Janusz Jasinski in I'm a Killer.

Krzysztof and Michal in All These Sleepless Nights.

Many of the films I saw examined Poland’s recent past, while fewer seemed to deal with the present. This may be because the political situation in the country does not allow for the same kind of critique of the present or because filmmakers unconsciously adhere to a kind of unspoken national style, bolstered by a familiarity with the great Polish filmmakers that preceded them. One film that broke this mold was Michal Marczak’s beautifully shot All These Sleepless Nights. It is an impressionistic, sensual portrait of Polish Millennials in Warsaw. The film loosely follows a love triangle between three art students—Krzysztof, Michal, and Eva. The film is not so much about intense romantic entanglements as it is about capturing their sense of uncertainty as they begin to live as young adults. Marczak’s camera follows them as they drift in and out of parties, underground concerts, and art exhibitions. He captures moments of great intimacy as well as bigger moments that evoke the feeling of being engulfed in a crowd of people all your own age. The film’s free-spiritedness and lightness was a contrast with much else that I saw.

Andrzej Zulawski's The Devil

Finally, it was a great pleasure to revisit a very different kind of anarchic vision at Gdynia through their revival of Andrzej Zulawski. I first saw his film, The Devil, in a very pink 16mm student print in college. Even in this degraded state, it left a strong impression. I saw a pristine new print of this controversial banned film and was enthralled once again. The film is set during the Prussian War at the end of the eighteenth century, but is meant to allude to an incident in the 1960s, when the Polish government incited a student protest in order to harshly and violently crack down on young dissidents.

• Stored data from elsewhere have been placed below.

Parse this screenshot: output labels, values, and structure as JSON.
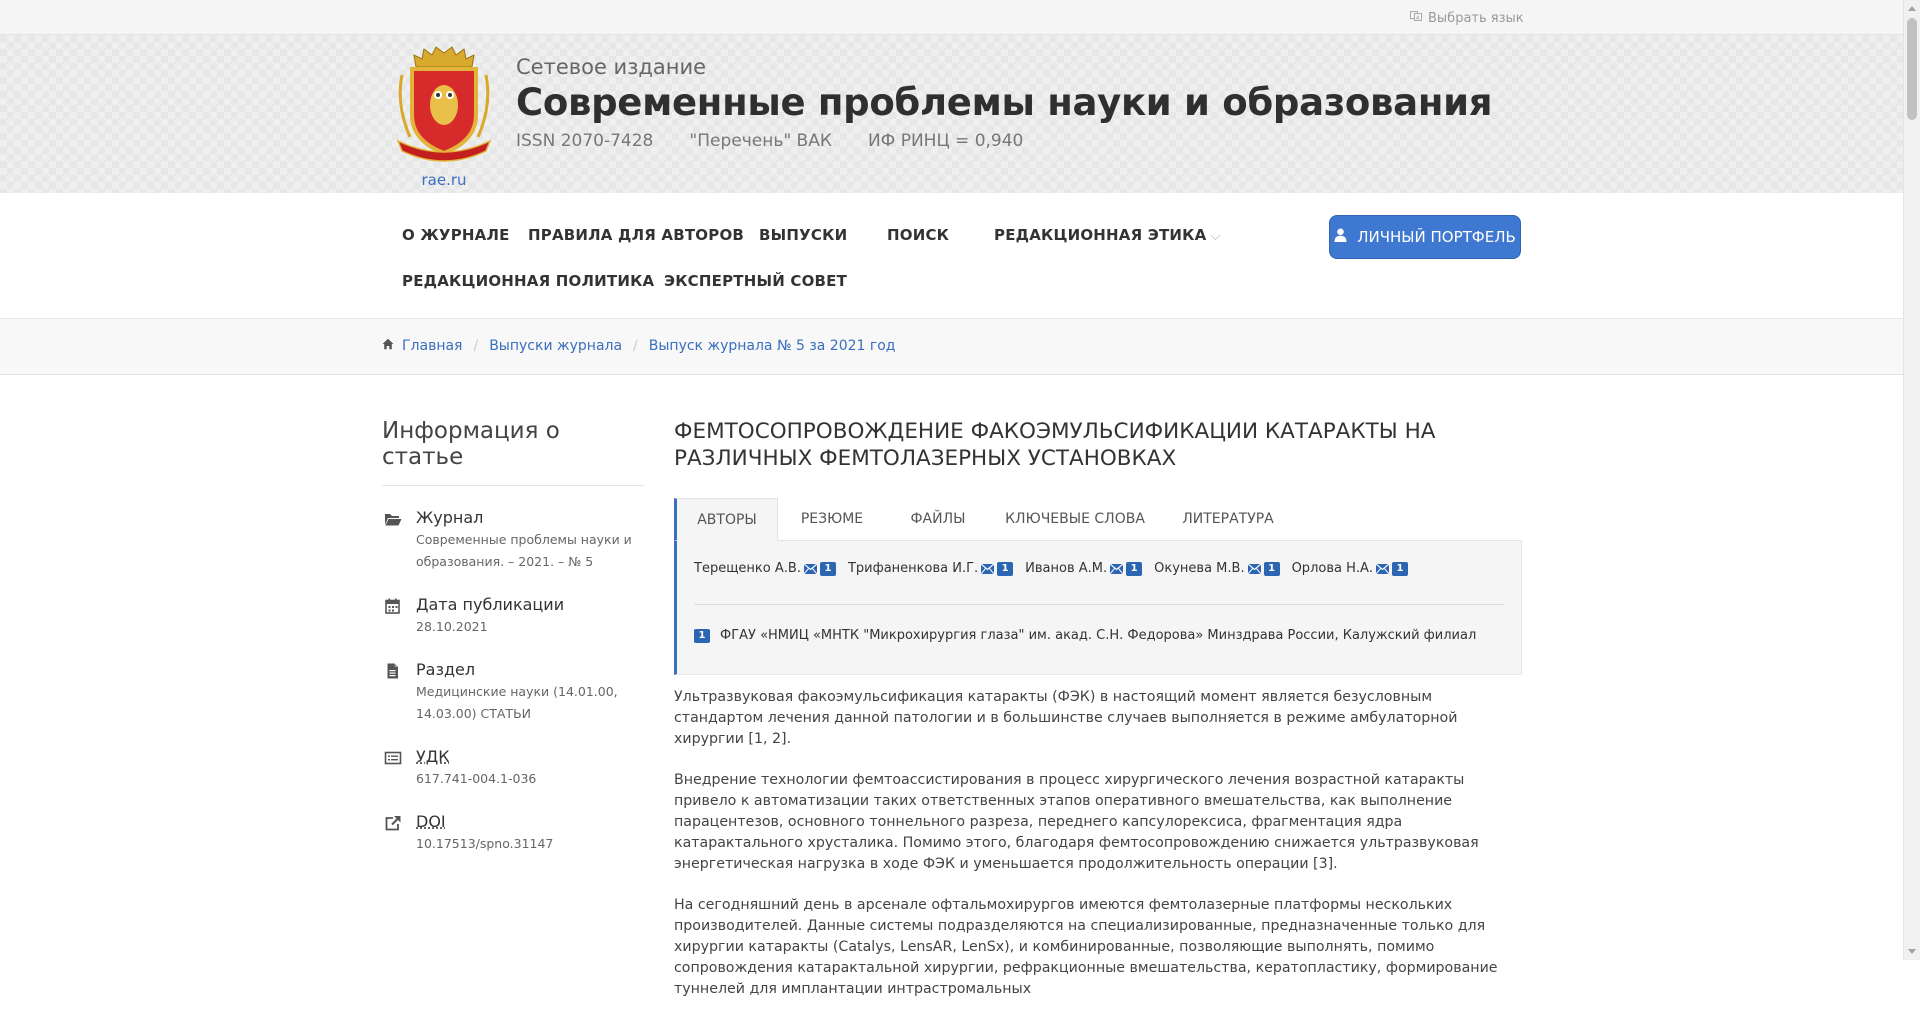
{
  "topbar": {
    "language_label": "Выбрать язык"
  },
  "header": {
    "logo_link": "rae.ru",
    "publication_type": "Сетевое издание",
    "title": "Современные проблемы науки и образования",
    "issn": "ISSN 2070-7428",
    "vak": "\"Перечень\" ВАК",
    "impact": "ИФ РИНЦ = 0,940"
  },
  "nav": {
    "items": [
      "О ЖУРНАЛЕ",
      "ПРАВИЛА ДЛЯ АВТОРОВ",
      "ВЫПУСКИ",
      "ПОИСК",
      "РЕДАКЦИОННАЯ ЭТИКА",
      "РЕДАКЦИОННАЯ ПОЛИТИКА",
      "ЭКСПЕРТНЫЙ СОВЕТ"
    ],
    "portfolio_button": "ЛИЧНЫЙ ПОРТФЕЛЬ"
  },
  "breadcrumbs": [
    "Главная",
    "Выпуски журнала",
    "Выпуск журнала № 5 за 2021 год"
  ],
  "sidebar": {
    "title": "Информация о статье",
    "items": [
      {
        "icon": "folder-open-icon",
        "label": "Журнал",
        "value": "Современные проблемы науки и образования. – 2021. – № 5"
      },
      {
        "icon": "calendar-icon",
        "label": "Дата публикации",
        "value": "28.10.2021"
      },
      {
        "icon": "file-icon",
        "label": "Раздел",
        "value": "Медицинские науки (14.01.00, 14.03.00) СТАТЬИ"
      },
      {
        "icon": "list-box-icon",
        "label": "УДК",
        "value": "617.741-004.1-036"
      },
      {
        "icon": "external-link-icon",
        "label": "DOI",
        "value": "10.17513/spno.31147"
      }
    ]
  },
  "article": {
    "title": "ФЕМТОСОПРОВОЖДЕНИЕ ФАКОЭМУЛЬСИФИКАЦИИ КАТАРАКТЫ НА РАЗЛИЧНЫХ ФЕМТОЛАЗЕРНЫХ УСТАНОВКАХ",
    "tabs": [
      "АВТОРЫ",
      "РЕЗЮМЕ",
      "ФАЙЛЫ",
      "КЛЮЧЕВЫЕ СЛОВА",
      "ЛИТЕРАТУРА"
    ],
    "active_tab": "АВТОРЫ",
    "authors": [
      {
        "name": "Терещенко А.В.",
        "affil": "1"
      },
      {
        "name": "Трифаненкова И.Г.",
        "affil": "1"
      },
      {
        "name": "Иванов А.М.",
        "affil": "1"
      },
      {
        "name": "Окунева М.В.",
        "affil": "1"
      },
      {
        "name": "Орлова Н.А.",
        "affil": "1"
      }
    ],
    "affiliation": {
      "num": "1",
      "text": "ФГАУ «НМИЦ «МНТК \"Микрохирургия глаза\" им. акад. С.Н. Федорова» Минздрава России, Калужский филиал"
    },
    "paragraphs": [
      "Ультразвуковая факоэмульсификация катаракты (ФЭК) в настоящий момент является безусловным стандартом лечения данной патологии и в большинстве случаев выполняется в режиме амбулаторной хирургии [1, 2].",
      "Внедрение технологии фемтоассистирования в процесс хирургического лечения возрастной катаракты привело к автоматизации таких ответственных этапов оперативного вмешательства, как выполнение парацентезов, основного тоннельного разреза, переднего капсулорексиса, фрагментация ядра катарактального хрусталика. Помимо этого, благодаря фемтосопровождению снижается ультразвуковая энергетическая нагрузка в ходе ФЭК и уменьшается продолжительность операции [3].",
      "На сегодняшний день в арсенале офтальмохирургов имеются фемтолазерные платформы нескольких производителей. Данные системы подразделяются на специализированные, предназначенные только для хирургии катаракты (Catalys, LensAR, LenSx), и комбинированные, позволяющие выполнять, помимо сопровождения катарактальной хирургии, рефракционные вмешательства, кератопластику, формирование туннелей для имплантации интрастромальных"
    ]
  },
  "colors": {
    "accent": "#3e78d0",
    "link": "#3a6fbe",
    "badge": "#2c66b3"
  }
}
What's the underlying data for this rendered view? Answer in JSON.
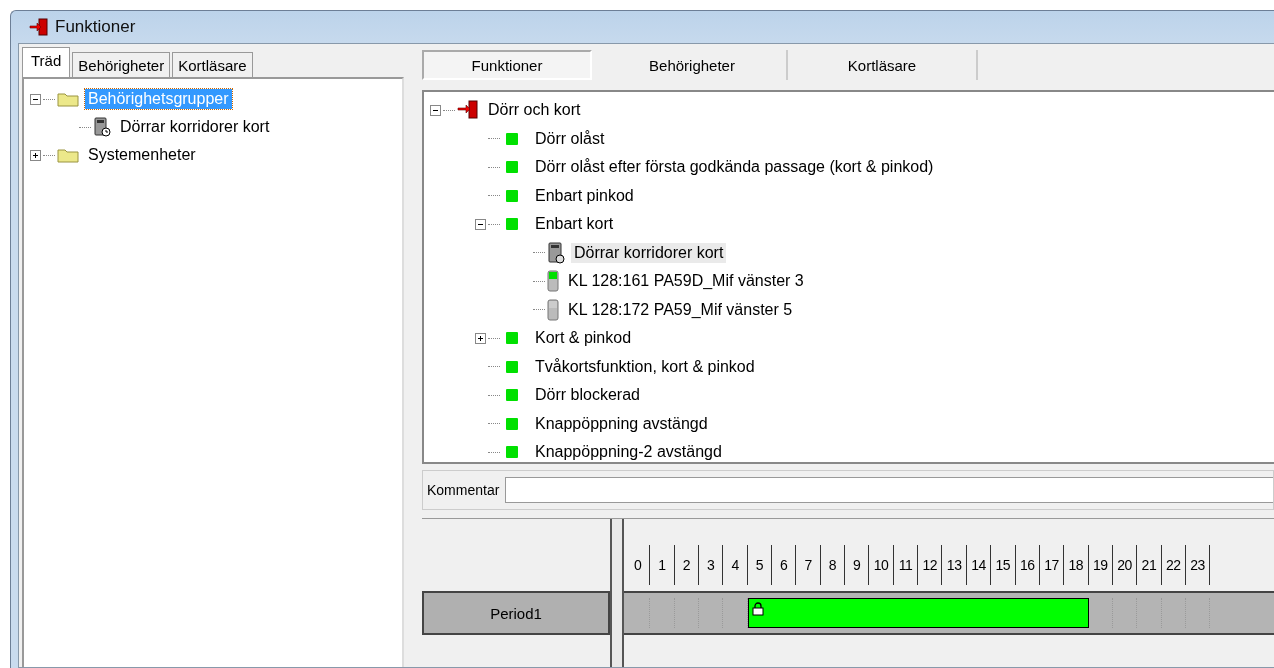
{
  "window": {
    "title": "Funktioner"
  },
  "left_tabs": [
    {
      "label": "Träd",
      "selected": true
    },
    {
      "label": "Behörigheter",
      "selected": false
    },
    {
      "label": "Kortläsare",
      "selected": false
    }
  ],
  "left_tree": {
    "items": [
      {
        "label": "Behörighetsgrupper",
        "kind": "folder",
        "expanded": true,
        "selected": true,
        "children": [
          {
            "label": "Dörrar korridorer kort",
            "kind": "keypad",
            "selected": false
          }
        ]
      },
      {
        "label": "Systemenheter",
        "kind": "folder",
        "expanded": false,
        "selected": false
      }
    ]
  },
  "right_tabs": [
    {
      "label": "Funktioner",
      "selected": true
    },
    {
      "label": "Behörigheter",
      "selected": false
    },
    {
      "label": "Kortläsare",
      "selected": false
    }
  ],
  "right_tree": {
    "items": [
      {
        "label": "Dörr och kort",
        "kind": "door",
        "expanded": true,
        "selected": false,
        "children": [
          {
            "label": "Dörr olåst",
            "kind": "status",
            "selected": false
          },
          {
            "label": "Dörr olåst efter första godkända passage (kort & pinkod)",
            "kind": "status",
            "selected": false
          },
          {
            "label": "Enbart pinkod",
            "kind": "status",
            "selected": false
          },
          {
            "label": "Enbart kort",
            "kind": "status",
            "expanded": true,
            "selected": false,
            "children": [
              {
                "label": "Dörrar korridorer kort",
                "kind": "keypad",
                "selected": true
              },
              {
                "label": "KL 128:161 PA59D_Mif vänster 3",
                "kind": "reader-on",
                "selected": false
              },
              {
                "label": "KL 128:172 PA59_Mif vänster 5",
                "kind": "reader-off",
                "selected": false
              }
            ]
          },
          {
            "label": "Kort & pinkod",
            "kind": "status",
            "expanded": false,
            "selected": false
          },
          {
            "label": "Tvåkortsfunktion, kort & pinkod",
            "kind": "status",
            "selected": false
          },
          {
            "label": "Dörr blockerad",
            "kind": "status",
            "selected": false
          },
          {
            "label": "Knappöppning avstängd",
            "kind": "status",
            "selected": false
          },
          {
            "label": "Knappöppning-2 avstängd",
            "kind": "status",
            "selected": false
          }
        ]
      }
    ]
  },
  "comment": {
    "label": "Kommentar"
  },
  "schedule": {
    "hours": [
      "0",
      "1",
      "2",
      "3",
      "4",
      "5",
      "6",
      "7",
      "8",
      "9",
      "10",
      "11",
      "12",
      "13",
      "14",
      "15",
      "16",
      "17",
      "18",
      "19",
      "20",
      "21",
      "22",
      "23"
    ],
    "periods": [
      {
        "name": "Period1",
        "locked": true,
        "on": [
          false,
          false,
          false,
          false,
          false,
          true,
          true,
          true,
          true,
          true,
          true,
          true,
          true,
          true,
          true,
          true,
          true,
          true,
          true,
          false,
          false,
          false,
          false,
          false
        ]
      }
    ]
  }
}
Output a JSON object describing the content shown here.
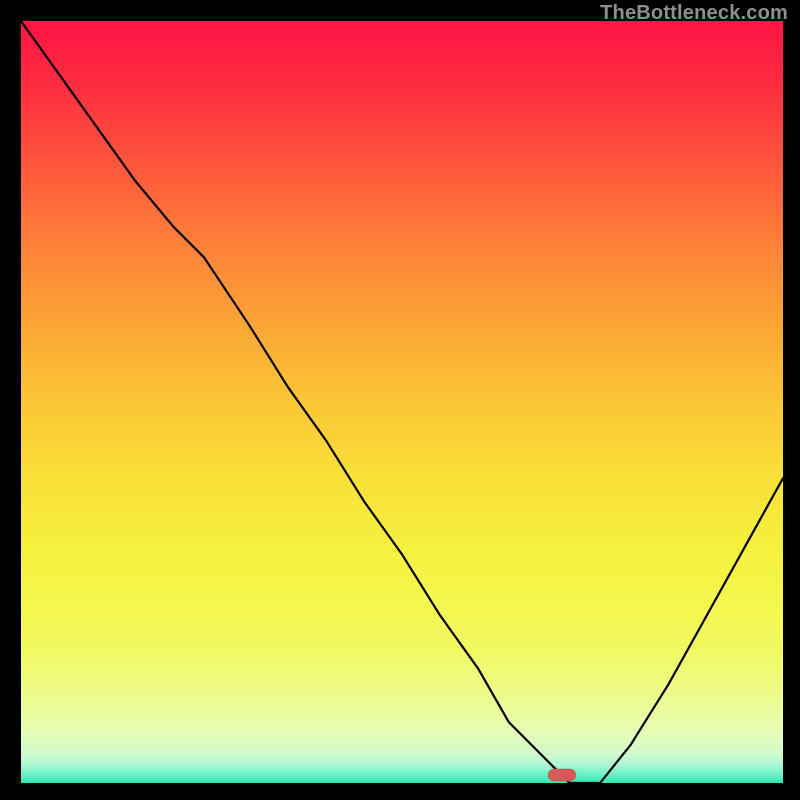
{
  "watermark": "TheBottleneck.com",
  "chart_data": {
    "type": "line",
    "title": "",
    "xlabel": "",
    "ylabel": "",
    "xlim": [
      0,
      100
    ],
    "ylim": [
      0,
      100
    ],
    "grid": false,
    "legend": false,
    "series": [
      {
        "name": "bottleneck-curve",
        "x": [
          0,
          5,
          10,
          15,
          20,
          24,
          30,
          35,
          40,
          45,
          50,
          55,
          60,
          64,
          70,
          72,
          76,
          80,
          85,
          90,
          95,
          100
        ],
        "y": [
          100,
          93,
          86,
          79,
          73,
          69,
          60,
          52,
          45,
          37,
          30,
          22,
          15,
          8,
          2,
          0,
          0,
          5,
          13,
          22,
          31,
          40
        ]
      }
    ],
    "marker": {
      "name": "optimal-point",
      "x": 71,
      "y": 0,
      "shape": "pill",
      "color": "#d65a5a"
    },
    "background_gradient": {
      "top": "#fe1445",
      "mid": "#fbc636",
      "bottom": "#2be7b0"
    }
  }
}
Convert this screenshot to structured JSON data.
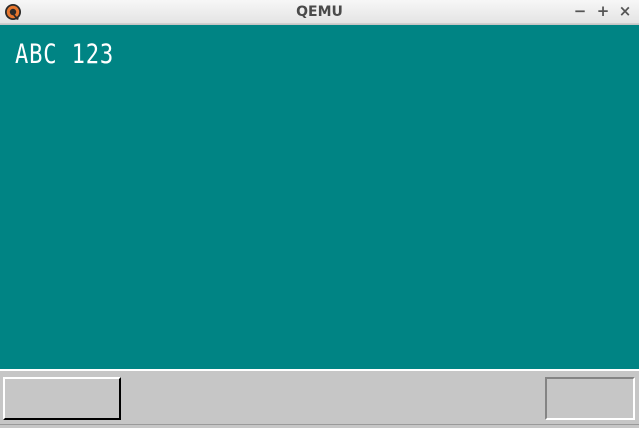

The film follows Jakub, who is saved from a prison by a mysterious black-clad man. During their journey back home, Zulawski fills the frame with all manner of perversions and violence. Jakub’s family has come to ruin and the moral universe is turned on its head. Both political allegory and cult horror film, Zulawski’s exuberant and dense style leaves a lasting impact on the viewer. My visit to Gdynia was a great chance to better understand Polish film culture, beyond that vision of the anointed directors who are able to make it to the broader international festival circuit. Gdynia offers up the rich tradition of Polish cinema and offers a glimpse into its future as well.

Rahul Hamid, a Cineaste editor, teaches film at New York University.